Bread and cake? Irish soda bread is famous, and very similar to Damper of course, but made with buttermilk. Then there is Barmbrack which is a kind of fruit bread also traditionally served at Halloween with that gold ring placed inside.
I am ignoring the seafood of which there is plenty because there does not seem to be a particular way of cooking that is peculiarly Irish. Suffice to say that their seafood is excellent. But finally an outlier - Yellowman which is a honeycomb kind of sweet that must be pretty hard because it's often shown with a hammer lying alongside - as here.

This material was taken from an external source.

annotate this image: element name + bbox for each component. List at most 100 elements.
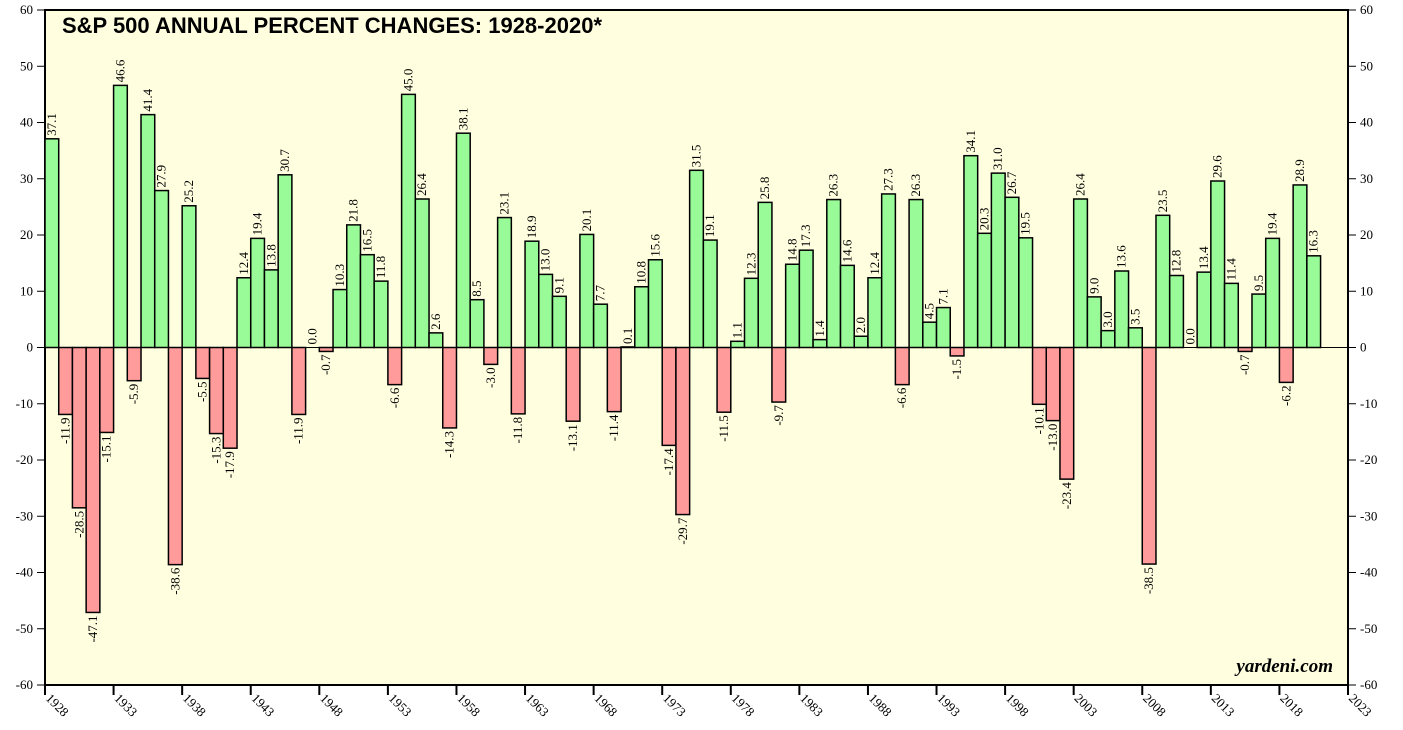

Theodora Fitzgibbon had more things in her book, and I guess the few Irish cookbooks that exist do too, but really there does not seem to be a lot. Perhaps what is most surprising is that the landed gentry and the aristocracy do not appear to have come up with anything that is specifically Irish. Maybe this is because they were fundamentally intruders, invaders, who never relinquished their English origins and protestant religion, even though many of them have been there for over five hundred years. Maybe like language, cuisine comes from the bottom up and not the other way around. Maybe the food invented and refined for the aristocratic classes is too fiddly and 'special' to become a national dish.
Maybe the advantage of the simplicity of the Irish cuisine if one can call it a cuisine is that it is ripe for experimentation in the modern age. Yotam Ottolenghi has certainly had a go with three of them: Irish stew with giant couscous and preserved lemon; Curried potato farls with bacon and apple mustard and Hawaij-spiced barmbrack. I wonder. To mess with or not to mess with?